Le 31 mars 2025, le tribunal judiciaire de Rennes s’est prononcé sur la protection des photographies culinaires par le droit d’auteur en France. Une décision importante dans ce secteur, qui illustre la difficulté à obtenir une protection au titre du droit d’auteur pour de tels clichés.

Contexte de l’affaire
La société SUCRÉ SALÉ, qui exploite une banque d’images culinaires et commercialise des licences d’utilisation, a assigné un artisan pêcheur et traiteur, pour avoir utilisé sur son site internet deux photographies culinaires sans autorisation, ni licence. La société SUCRÉ SALÉ réclamait des dommages et intérêts pour contrefaçon de droits d’auteur, et subsidiairement pour parasitisme, estimant que le défendeur avait profité de ses investissements sans contrepartie.
Le critère d’originalité au cœur du litige
Si l’exploitation non-autorisée n’était pas sujette à débat dans le cadre de ce litige, c’est la question de l’originalité des photographies utilisées par le pêcheur qui a été soulevée.
En effet, la protection par le droit d’auteur n’est possible que si la photographie présente un caractère original, c’est-à-dire qu’elle porte l’empreinte de la personnalité de son auteur et résulte de choix libres et créatifs. La charge de la preuve de cette originalité incombe à celui qui revendique la protection, en l’occurrence la société SUCRÉ SALÉ.
En examinant les deux clichés – l’un représentant un plat de rougets cuisinés, l’autre une limande sur fond blanc – le tribunal a estimé qu’ils se contentaient de présenter fidèlement leur sujet, sans mise en scène ou parti pris artistique particulier. Le cadrage, la lumière et la composition n’ont pas été jugés suffisamment originaux pour révéler la personnalité du photographe.
Ainsi, en l’absence d’originalité, les photographies ne sont pas protégeables au titre du droit d’auteur et la contrefaçon n’est pas caractérisée.
Rejet des demandes en contrefaçon et parasitisme
Non seulement les demandes fondées sur la contrefaçon ont été rejetées, mais le tribunal a également écarté l’argument du parasitisme économique : la diffusion temporaire de photographies banales, non estampillées et trouvées sur Internet, n’a pas été considérée comme une faute civile. Aucun préjudice réel n’a été démontré par la société SUCRÉ SALÉ, notamment parce que la société fondait l’essentiel de ses demandes sur une atteinte au droit d’auteur qui n’a pas été reconnue.
Portée de la décision
Cette décision confirme, encore une fois, la jurisprudence française dominante : seules les photographies présentant une véritable originalité – un apport créatif manifeste – peuvent prétendre à la protection au titre du droit d’auteur.

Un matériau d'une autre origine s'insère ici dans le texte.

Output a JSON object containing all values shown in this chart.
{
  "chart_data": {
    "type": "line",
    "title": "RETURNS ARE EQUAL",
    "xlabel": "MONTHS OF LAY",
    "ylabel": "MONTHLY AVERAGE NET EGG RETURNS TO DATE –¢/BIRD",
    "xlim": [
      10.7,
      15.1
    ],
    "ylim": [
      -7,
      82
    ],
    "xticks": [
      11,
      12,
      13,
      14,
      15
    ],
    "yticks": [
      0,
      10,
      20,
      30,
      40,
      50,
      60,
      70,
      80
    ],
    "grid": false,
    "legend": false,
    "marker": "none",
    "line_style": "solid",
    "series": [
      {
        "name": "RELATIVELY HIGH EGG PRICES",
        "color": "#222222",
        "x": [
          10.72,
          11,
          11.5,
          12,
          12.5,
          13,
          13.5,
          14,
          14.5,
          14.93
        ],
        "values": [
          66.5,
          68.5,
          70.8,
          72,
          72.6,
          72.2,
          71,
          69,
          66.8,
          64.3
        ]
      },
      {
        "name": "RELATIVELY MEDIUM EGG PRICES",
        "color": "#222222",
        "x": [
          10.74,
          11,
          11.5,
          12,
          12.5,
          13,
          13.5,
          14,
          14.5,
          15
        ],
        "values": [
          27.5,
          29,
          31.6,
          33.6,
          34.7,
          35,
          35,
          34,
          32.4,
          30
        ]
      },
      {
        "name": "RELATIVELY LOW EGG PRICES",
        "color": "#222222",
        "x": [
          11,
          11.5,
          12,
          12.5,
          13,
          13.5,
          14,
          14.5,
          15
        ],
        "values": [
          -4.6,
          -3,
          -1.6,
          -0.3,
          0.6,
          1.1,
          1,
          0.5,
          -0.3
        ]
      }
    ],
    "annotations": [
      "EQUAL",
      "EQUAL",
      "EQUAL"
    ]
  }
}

Les clichés culinaires, souvent réalisés dans un but informatif ou commercial, peinent à remplir ce critère lorsque leur composition reste neutre ou classique. Le tribunal rappelle ainsi que la protection n’est jamais automatique, même pour des œuvres issues du travail d’un photographe professionnel.
Conséquences pour les professionnels de l’image culinaire
En cas de litige avec un tiers, les banques d’images ou photographes culinaires doivent être en mesure de démontrer concrètement l’originalité de leurs œuvres. À défaut, l’utilisation non autorisée de telles images, si elles sont jugées banales, ne pourra être sanctionnée ni sur le terrain du droit d’auteur, ni sur celui de la responsabilité civile, sauf preuve d’un préjudice distinct et d’une faute caractérisée.